“Wil ik dit nog wel tot aan mijn pensioen?” Een vraag die met regelmaat op popte bij onze plaatselijke groenteboer Carl Graumans (59). “Ben ik nog tevreden?” Ook dat was een vraag die Carl wel eens aan zichzelf stelde.
Dit soort overpeinzingen en overwegingen maakte Carl steeds vaker. Zijn winkel Komkommerin tegenover de kerk, was al 21 jaar een vaste waarde in de middenstand van Bavel. Per 1 december jongstleden heeft hij zijn deuren gesloten.
De handel in groente heeft Carl met de paplepel meegekregen. Zijn opa handelde in kolen, die hij huis aan huis verkocht. Van lieverlee ging hij ook groente uit eigen moestuin erbij verkopen. De ouders van Graumans, startten een kruidenierswinkel. Eerst aan de Valkenierslaan en later aan het Erasmusplein te Breda. Kleine Carl had vanaf zijn elfde jaar een bijbaantje. Hij werkte als hulpje bij de groentekar van Toon Schraven. De voorliefde voor verse producten, maar ook het makkelijk contact maken met klanten. Hij kreeg het als vanzelf mee.

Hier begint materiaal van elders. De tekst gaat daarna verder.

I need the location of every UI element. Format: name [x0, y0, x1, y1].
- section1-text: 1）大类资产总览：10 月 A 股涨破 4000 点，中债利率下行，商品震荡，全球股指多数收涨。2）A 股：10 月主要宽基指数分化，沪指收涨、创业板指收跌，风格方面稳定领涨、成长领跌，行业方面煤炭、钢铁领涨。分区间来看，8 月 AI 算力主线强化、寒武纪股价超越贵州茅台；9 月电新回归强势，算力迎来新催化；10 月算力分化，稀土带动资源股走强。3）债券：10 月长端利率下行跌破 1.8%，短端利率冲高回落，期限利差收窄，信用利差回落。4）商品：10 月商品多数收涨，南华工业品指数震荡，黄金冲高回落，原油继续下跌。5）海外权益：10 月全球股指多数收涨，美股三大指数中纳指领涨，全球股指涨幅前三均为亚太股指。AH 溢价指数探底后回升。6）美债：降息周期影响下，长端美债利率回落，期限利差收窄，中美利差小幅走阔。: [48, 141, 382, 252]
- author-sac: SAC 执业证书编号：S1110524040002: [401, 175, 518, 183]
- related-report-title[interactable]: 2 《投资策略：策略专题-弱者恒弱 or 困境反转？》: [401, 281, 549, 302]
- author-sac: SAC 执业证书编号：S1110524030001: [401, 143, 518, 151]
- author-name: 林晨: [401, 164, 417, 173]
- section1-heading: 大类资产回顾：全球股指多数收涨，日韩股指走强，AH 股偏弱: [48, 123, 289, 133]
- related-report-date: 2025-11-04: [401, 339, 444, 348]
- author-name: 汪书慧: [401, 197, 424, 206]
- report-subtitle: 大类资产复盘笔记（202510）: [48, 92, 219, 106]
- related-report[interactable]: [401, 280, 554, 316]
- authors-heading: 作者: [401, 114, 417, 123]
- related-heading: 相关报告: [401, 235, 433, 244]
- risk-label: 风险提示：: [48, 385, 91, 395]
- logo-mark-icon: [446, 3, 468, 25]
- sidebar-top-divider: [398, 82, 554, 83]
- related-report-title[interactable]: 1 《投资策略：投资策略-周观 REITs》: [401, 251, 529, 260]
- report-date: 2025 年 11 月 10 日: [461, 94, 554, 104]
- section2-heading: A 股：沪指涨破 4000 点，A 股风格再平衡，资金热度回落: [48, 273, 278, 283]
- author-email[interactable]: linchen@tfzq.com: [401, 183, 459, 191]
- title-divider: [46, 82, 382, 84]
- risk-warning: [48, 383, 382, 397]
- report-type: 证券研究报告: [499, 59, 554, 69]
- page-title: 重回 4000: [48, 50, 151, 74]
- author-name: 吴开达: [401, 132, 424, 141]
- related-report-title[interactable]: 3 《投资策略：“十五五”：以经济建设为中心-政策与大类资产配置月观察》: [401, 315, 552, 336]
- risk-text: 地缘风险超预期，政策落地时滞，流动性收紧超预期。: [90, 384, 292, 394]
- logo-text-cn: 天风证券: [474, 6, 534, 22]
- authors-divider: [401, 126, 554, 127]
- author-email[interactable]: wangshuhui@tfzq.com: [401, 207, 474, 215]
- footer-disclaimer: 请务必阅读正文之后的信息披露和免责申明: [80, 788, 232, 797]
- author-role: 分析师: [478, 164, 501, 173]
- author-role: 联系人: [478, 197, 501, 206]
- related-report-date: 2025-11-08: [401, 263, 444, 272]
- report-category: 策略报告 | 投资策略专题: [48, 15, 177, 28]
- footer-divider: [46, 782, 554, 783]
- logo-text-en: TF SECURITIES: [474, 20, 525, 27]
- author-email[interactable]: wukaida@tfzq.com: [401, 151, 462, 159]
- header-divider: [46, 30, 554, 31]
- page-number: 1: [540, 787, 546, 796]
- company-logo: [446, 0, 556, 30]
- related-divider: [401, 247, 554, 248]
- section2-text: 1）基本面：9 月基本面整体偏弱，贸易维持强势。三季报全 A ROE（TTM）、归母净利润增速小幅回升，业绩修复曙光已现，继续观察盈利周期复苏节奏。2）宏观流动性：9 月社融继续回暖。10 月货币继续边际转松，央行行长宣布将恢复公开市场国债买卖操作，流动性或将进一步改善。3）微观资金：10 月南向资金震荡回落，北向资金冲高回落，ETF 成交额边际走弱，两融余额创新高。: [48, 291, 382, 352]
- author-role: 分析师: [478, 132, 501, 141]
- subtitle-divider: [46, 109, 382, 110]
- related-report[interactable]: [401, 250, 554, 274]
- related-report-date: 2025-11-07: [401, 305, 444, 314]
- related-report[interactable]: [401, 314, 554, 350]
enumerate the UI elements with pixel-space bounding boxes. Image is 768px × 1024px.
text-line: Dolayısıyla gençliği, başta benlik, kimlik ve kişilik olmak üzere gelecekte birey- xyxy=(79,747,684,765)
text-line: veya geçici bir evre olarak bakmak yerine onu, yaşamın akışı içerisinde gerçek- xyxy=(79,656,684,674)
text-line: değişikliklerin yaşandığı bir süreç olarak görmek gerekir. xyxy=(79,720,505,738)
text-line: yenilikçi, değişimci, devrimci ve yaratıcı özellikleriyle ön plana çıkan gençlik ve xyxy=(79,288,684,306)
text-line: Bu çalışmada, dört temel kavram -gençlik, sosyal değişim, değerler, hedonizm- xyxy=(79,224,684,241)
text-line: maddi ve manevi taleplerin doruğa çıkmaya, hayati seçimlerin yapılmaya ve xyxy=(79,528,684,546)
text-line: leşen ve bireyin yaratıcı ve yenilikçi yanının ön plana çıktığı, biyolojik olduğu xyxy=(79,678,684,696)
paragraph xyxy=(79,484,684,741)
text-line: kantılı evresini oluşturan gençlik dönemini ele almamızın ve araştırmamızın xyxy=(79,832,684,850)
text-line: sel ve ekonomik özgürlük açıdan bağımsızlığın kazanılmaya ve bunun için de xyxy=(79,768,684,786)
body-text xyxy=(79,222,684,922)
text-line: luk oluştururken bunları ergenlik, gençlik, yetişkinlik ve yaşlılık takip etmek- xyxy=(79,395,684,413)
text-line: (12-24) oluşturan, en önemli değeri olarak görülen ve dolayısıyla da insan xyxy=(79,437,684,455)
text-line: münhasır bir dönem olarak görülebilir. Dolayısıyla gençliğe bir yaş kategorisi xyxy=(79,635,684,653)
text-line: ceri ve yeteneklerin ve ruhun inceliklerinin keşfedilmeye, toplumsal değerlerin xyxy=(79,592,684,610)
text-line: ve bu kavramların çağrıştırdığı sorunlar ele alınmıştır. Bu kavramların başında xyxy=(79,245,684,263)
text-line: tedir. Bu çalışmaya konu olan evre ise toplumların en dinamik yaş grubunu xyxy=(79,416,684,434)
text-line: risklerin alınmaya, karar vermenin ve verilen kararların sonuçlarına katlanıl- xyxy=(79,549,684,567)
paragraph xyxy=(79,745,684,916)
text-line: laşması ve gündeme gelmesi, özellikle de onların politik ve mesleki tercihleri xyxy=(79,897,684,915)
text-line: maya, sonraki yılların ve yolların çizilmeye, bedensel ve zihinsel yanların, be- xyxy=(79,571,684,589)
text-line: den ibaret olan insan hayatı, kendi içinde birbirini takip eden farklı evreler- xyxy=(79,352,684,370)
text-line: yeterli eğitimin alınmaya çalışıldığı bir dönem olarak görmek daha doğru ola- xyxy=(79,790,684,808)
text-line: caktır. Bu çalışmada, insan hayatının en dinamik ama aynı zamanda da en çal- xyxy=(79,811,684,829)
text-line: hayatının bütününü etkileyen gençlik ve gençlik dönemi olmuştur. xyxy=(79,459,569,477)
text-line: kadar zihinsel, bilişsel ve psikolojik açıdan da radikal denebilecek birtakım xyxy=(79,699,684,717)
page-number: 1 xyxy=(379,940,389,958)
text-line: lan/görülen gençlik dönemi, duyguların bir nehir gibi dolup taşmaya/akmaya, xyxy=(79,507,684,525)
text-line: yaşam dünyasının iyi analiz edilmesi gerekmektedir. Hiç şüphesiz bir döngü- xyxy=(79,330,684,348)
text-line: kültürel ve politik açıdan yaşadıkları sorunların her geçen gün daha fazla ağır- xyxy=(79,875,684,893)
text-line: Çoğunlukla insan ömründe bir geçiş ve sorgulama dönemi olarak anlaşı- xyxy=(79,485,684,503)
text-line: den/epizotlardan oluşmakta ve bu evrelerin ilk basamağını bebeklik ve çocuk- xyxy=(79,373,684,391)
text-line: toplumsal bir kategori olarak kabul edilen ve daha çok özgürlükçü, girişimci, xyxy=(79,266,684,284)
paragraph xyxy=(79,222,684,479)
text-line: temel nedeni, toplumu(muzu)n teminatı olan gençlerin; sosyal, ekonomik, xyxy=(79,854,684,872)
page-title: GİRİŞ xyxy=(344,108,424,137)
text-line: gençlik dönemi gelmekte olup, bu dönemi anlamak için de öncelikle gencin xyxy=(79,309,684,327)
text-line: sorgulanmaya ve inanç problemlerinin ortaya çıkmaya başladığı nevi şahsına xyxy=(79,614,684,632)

Graumans was 25 jaar toen hij een aanbod kreeg om een groentezaak op te zetten op de Apenrots in de Haagse Beemden. Acht jaar had hij daar zijn groentekraam, om er daarna een te starten in het winkelcentrum van Etten-leur. Eenentwintig jaar geleden begon hij de Komkommerin aan de Kerkstraat.
Versproducten, daar stond Carl altijd voor. “Kijk, ik verkocht een rode kool, als kool, maar ook gesneden, en ook “kant en klaar”. Die maakte Graumans zelf met laurier en kaneel. Trots was hij ook op het feit, dat hij zijn producten van dichtbij haalde. De asperges, aardbeien en champignons bijvoorbeeld kwamen van lokale telers. Dat heeft Graumans altijd belangrijk gevonden. Naast de gezelligheid van de vele contacten met de klanten. “Ik deelde vaak lief en leed met ze”, zegt de goedlachse Graumans. Dat gaat hij zeker missen.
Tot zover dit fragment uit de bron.